GUERRE EN UKRAINE

Economie belge : la guerre est un boulet pour la reprise et accélère l’inflation

La guerre en Ukraine assombrit les perspectives de relance. Elle survient alors que l’économie mondiale ne s’est pas encore remise de la pandémie. Ses effets se propageront à grande échelle, ce qui accentuera les pressions sur les prix et exacerbera les grandes difficultés auxquelles font face les pouvoirs publics, prédit Pierre-Olivier Gourinchas, spécialiste en macroéconomie et finance internationale et nouveau chef économiste du Fonds monétaire international (FMI). La Banque mondiale a aussi abaissé sa prévision de croissance de l’économie globale à 3,2% cette année, contre 4,1% précédemment, La Belgique est dans l’œil du cyclone. Les projections sont particulières dramatiques.

Des prévisions à la baisse

Par rapport aux prévisions de janvier, le FMI a revu à la baisse son chiffre pour la croissance mondiale, désormais de 3,6 % pour 2022 et 2023, en raison des répercussions directes de la guerre en Ukraine et des sanctions contre la Russie. « Il est en effet prévu que les deux pays connaissent une forte contraction. Les perspectives de croissance de l’Union européenne pour cette année ont été revues à la baisse de 1,1 point de pourcentage du fait des conséquences indirectes de la guerre, ce qui en fait le deuxième plus grand contributeur à la révision globale à la baisse », précise Pierre-Olivier Gourinchas

Amplification des pressions

« Les effets de la guerre, à la manière d'ondes sismiques, se propageront via les marchés des produits de base, les échanges commerciaux et les relations financières, et se feront sentir dans de nombreuses parties du monde. Étant donné que la Russie est l’un des principaux producteurs de pétrole, de gaz, de métaux, et, avec l’Ukraine, de blé et de maïs, la baisse de l’offre de ces produits de base a fait fortement augmenter leurs cours. Les pays importateurs de ces produits en Europe, dans le Caucase, en Asie centrale, au Moyen-Orient, en Afrique du Nord et en Afrique subsaharienne sont les premiers à pâtir de cette situation. Les augmentations de prix des denrées alimentaires et des combustibles vont nuire aux ménages à faible revenu dans le monde entier, y compris sur les continents américain et asiatique », poursuit Pierre-Olivier Gourinchas.

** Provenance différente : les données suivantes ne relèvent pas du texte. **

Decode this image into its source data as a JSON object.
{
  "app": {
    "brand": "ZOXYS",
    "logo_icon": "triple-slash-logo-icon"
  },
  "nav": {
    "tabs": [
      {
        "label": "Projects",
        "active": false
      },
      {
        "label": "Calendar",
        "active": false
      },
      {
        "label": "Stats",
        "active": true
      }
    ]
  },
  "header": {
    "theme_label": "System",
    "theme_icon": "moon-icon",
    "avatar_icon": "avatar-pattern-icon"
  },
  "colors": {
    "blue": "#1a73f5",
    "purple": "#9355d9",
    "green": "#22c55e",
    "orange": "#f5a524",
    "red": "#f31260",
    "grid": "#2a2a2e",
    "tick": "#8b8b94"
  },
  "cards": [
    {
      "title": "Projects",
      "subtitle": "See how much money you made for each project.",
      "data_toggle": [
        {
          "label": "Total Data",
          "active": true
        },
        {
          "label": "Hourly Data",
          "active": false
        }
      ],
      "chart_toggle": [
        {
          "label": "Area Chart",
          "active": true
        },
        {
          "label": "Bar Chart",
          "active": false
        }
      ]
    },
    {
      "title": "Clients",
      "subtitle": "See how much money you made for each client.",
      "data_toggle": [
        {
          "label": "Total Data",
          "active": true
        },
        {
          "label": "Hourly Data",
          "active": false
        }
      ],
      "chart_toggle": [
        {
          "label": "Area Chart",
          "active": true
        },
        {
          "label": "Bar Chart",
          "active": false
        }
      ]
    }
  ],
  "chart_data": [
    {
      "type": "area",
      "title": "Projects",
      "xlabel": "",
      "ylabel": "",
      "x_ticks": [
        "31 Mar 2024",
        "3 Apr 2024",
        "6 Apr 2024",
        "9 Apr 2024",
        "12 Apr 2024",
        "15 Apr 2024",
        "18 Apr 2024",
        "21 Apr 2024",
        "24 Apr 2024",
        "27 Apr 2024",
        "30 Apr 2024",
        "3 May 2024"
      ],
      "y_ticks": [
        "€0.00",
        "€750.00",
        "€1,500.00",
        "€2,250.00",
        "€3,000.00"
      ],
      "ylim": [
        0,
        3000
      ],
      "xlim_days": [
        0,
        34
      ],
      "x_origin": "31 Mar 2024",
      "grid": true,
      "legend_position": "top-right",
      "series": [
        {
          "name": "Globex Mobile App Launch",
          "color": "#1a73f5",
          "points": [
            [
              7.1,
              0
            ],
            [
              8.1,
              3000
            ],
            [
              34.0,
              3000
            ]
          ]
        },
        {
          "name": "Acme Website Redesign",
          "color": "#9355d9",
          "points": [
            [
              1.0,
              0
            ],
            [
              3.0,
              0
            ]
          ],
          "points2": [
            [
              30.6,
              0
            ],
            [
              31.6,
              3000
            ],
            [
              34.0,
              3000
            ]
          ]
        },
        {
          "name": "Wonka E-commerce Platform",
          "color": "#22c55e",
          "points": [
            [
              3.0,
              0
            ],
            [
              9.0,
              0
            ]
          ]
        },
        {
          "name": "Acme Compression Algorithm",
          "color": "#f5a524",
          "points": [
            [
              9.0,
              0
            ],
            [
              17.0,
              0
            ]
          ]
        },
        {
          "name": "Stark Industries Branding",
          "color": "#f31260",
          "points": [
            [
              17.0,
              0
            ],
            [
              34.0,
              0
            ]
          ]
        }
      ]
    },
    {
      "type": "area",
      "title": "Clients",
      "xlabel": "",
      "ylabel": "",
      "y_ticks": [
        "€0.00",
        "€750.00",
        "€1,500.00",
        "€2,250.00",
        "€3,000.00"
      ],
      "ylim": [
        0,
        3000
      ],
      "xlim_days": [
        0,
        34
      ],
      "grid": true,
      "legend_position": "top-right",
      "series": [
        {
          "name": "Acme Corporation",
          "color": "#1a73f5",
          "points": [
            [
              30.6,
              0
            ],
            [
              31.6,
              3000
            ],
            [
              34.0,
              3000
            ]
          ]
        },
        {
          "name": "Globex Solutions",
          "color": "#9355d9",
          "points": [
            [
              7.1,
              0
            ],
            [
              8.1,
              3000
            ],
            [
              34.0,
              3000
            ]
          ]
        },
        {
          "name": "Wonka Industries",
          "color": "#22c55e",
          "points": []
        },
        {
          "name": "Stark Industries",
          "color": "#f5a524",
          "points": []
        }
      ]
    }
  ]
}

Les perspectives à moyen terme sont revues à la baisse pour tous les groupes, à l’exception des pays exportateurs de produits de base qui bénéficient de la forte augmentation des prix de l’énergie et des denrées alimentaires.

La Belgique très proche du pic

L’inflation représente désormais un danger évident et immédiat pour de nombreux pays. Toujours selon le chef économiste du FMI, la Belgique est sur la bonne voie pour afficher l’une des croissances économiques les plus faibles parmi les pays industrialisés. Cela a des implications douloureuses pour la durabilité de notre État-providence, pour les possibilités d’augmentation du pouvoir d’achat et pour le niveau général de prospérité.